Le tourisme sportif a changé d’échelle. En France, selon une étude des ministères des Sports et de l’Économie, 34% des Français ont pratiqué du tourisme sportif en 2023, dont 29% sous forme de pratique ou d’itinérance. Mais derrière cette dynamique, un même mot recouvre deux réalités très différentes — et deux clientèles qui n’attendent pas du tout la même chose.
D’un côté, le touriste sportif : celui qui choisit sa destination pour une course, un spot, un stage, une station ou un événement. Le sport déclenche le voyage. De l’autre, le sportif touriste : celui qui ajoute du vélo, de la randonnée, du paddle ou du golf à des vacances plus larges.
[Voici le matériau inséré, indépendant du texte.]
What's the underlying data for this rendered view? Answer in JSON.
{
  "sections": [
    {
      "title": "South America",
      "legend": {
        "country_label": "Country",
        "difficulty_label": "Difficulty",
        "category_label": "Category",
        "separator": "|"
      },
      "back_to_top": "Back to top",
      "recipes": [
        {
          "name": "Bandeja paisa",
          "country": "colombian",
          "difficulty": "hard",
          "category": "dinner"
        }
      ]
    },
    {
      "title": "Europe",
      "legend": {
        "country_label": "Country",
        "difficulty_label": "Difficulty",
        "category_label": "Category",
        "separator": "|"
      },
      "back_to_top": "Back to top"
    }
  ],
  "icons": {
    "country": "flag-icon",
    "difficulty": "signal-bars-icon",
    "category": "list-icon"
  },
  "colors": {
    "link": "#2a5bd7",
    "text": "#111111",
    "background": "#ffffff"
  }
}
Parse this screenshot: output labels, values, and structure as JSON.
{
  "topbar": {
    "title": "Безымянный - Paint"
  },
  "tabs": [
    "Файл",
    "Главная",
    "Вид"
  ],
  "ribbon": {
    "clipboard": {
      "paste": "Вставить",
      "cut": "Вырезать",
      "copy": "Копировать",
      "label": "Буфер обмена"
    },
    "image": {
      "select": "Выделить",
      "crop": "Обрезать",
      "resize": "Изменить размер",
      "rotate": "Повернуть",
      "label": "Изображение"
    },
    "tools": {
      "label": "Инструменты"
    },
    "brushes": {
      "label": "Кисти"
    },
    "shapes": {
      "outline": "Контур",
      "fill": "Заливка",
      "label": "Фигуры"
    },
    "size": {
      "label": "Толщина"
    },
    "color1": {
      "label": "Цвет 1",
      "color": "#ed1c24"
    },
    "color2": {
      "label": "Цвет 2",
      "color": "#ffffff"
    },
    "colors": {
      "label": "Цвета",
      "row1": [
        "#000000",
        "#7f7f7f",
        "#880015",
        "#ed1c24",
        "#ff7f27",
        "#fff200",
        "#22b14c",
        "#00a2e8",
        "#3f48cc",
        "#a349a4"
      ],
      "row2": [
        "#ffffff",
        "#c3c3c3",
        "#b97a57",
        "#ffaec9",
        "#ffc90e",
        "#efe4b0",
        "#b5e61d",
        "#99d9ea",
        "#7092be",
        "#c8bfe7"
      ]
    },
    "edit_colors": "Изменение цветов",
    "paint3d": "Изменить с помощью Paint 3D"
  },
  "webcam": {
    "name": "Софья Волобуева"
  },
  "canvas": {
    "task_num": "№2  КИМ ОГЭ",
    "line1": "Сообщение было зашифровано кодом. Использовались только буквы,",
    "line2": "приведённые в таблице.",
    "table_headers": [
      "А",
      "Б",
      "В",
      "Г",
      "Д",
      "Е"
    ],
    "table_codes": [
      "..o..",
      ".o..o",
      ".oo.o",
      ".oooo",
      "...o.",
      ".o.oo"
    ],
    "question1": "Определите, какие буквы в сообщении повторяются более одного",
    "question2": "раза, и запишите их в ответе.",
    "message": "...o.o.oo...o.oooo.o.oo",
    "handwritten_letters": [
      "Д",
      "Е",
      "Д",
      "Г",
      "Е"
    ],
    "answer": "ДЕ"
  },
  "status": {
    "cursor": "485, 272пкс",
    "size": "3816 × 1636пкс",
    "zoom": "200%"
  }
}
Le sport ne crée pas le départ, mais il renforce l’attractivité de la destination et la satisfaction du séjour.
Quand le sport impose son agenda
Le Grand Raid de La Réunion illustre parfaitement la première logique. L’événement structure tout : les transports, les hébergements, les services, le calendrier. Ce sont les participants et leurs accompagnants qui dessinent la demande. Même mécanique pour les grands rendez-vous de trail, de voile ou de triathlon : la performance, l’infrastructure technique et le calendrier sportif pèsent infiniment plus lourd que le reste de l’offre touristique. Une destination qui accueille ce public doit penser parcours balisés, logistique d’arrivée, relations avec les fédérations, gestion des pics de fréquentation et qualité d’usage des sites — pas seulement sa communication.
Cette catégorie offre une lisibilité marketing forte, mais elle exige un écosystème d’accueil cohérent. Attirer un marathonien ou un cycliste expert, c’est d’abord répondre à des critères fonctionnels très précis que l’offre touristique généraliste ne couvre pas.
Quand le sport enrichit le séjour
À l’inverse, sur La Vélodyssée, l’itinéraire cyclable génère 3,6 millions de sorties par an et 103,6 millions d’euros d’impact économique direct. Le gouvernement évalue à 4,6 milliards d’euros les retombées du tourisme à vélo en France. Ces chiffres sont massifs — et ils reposent largement sur des sportifs touristes : des vacanciers qui pédalent quelques jours, en famille ou entre amis, sans que la performance soit leur priorité.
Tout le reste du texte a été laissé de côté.